Furthermore, Hengrui Medicine's performance and stock price have also begun to recover. In terms of performance, Hengrui Medicine's cumulative revenue and net profit in the first three quarters of last year were 20.19 billion yuan and 4.62 billion yuan, with revenue and net profit growth rates of 18.67% and 32.98%, respectively. Regarding its stock price, Hengrui Medicine's stock price has continued to rise over the past three quarters, with a cumulative increase of 26.19%, and its market capitalization has returned to above 300 billion yuan.
In addition to shifting its R&D strategy, Hengrui Medicine recently made another noteworthy move. On February 6th, Hengrui Medicine released a document personally signed by Chairman Sun Piaoyang, which strongly mandated that the entire company, from headquarters to subsidiaries, and from R&D to sales, submit detailed AI application plans by February 25th, with implementation directly tied to cadre performance evaluations.
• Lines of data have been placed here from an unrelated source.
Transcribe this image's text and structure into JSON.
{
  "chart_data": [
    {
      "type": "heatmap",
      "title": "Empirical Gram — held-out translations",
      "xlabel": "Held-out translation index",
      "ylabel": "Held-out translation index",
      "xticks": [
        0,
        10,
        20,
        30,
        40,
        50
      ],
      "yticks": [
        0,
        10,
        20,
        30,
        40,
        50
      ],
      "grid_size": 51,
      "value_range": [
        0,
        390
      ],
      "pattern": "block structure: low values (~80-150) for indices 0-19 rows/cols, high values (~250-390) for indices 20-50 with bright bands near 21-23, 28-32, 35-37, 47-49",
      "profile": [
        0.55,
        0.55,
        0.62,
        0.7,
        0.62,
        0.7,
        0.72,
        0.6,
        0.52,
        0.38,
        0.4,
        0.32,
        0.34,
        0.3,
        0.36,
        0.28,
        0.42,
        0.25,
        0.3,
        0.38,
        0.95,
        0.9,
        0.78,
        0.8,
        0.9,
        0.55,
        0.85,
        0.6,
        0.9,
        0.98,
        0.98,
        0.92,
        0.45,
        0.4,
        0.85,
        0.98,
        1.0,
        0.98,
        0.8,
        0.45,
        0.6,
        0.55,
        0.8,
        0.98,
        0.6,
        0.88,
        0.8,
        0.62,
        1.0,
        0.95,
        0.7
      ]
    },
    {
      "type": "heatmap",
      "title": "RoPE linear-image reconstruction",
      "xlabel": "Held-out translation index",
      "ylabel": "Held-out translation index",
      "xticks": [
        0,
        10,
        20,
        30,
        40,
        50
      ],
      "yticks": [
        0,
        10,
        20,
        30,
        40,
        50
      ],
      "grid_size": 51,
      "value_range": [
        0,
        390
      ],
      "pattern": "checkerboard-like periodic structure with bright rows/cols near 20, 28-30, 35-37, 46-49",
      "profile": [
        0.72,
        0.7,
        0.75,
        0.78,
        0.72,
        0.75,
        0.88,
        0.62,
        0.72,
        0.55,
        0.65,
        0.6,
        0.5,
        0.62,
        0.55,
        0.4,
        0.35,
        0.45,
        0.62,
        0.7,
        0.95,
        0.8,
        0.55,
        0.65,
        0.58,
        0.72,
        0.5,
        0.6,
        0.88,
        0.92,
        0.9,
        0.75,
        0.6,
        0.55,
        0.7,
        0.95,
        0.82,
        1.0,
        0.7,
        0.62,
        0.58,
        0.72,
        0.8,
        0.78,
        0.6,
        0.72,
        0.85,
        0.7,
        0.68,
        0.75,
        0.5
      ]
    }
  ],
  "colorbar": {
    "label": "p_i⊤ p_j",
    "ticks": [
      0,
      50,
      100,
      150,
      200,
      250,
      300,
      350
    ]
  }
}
As for the reasons behind Hengrui Medicine's comprehensive AI rollout, media analysis suggests it's driven by a need to accelerate development. According to a TechEmergence report, AI can increase the success rate of new drug development by 16.7%. AI-assisted drug development can save pharmaceutical companies $54 billion in R&D costs annually and reduce time costs by 40% to 60% in key R&D stages.
Overall, while Hengrui Medicine's brief rise to the top of the industry sends some signals, it's not all bad news for the company. Increasing R&D efforts in innovative drugs and striving for breakthroughs through innovation remain Hengrui's most important strategy going forward.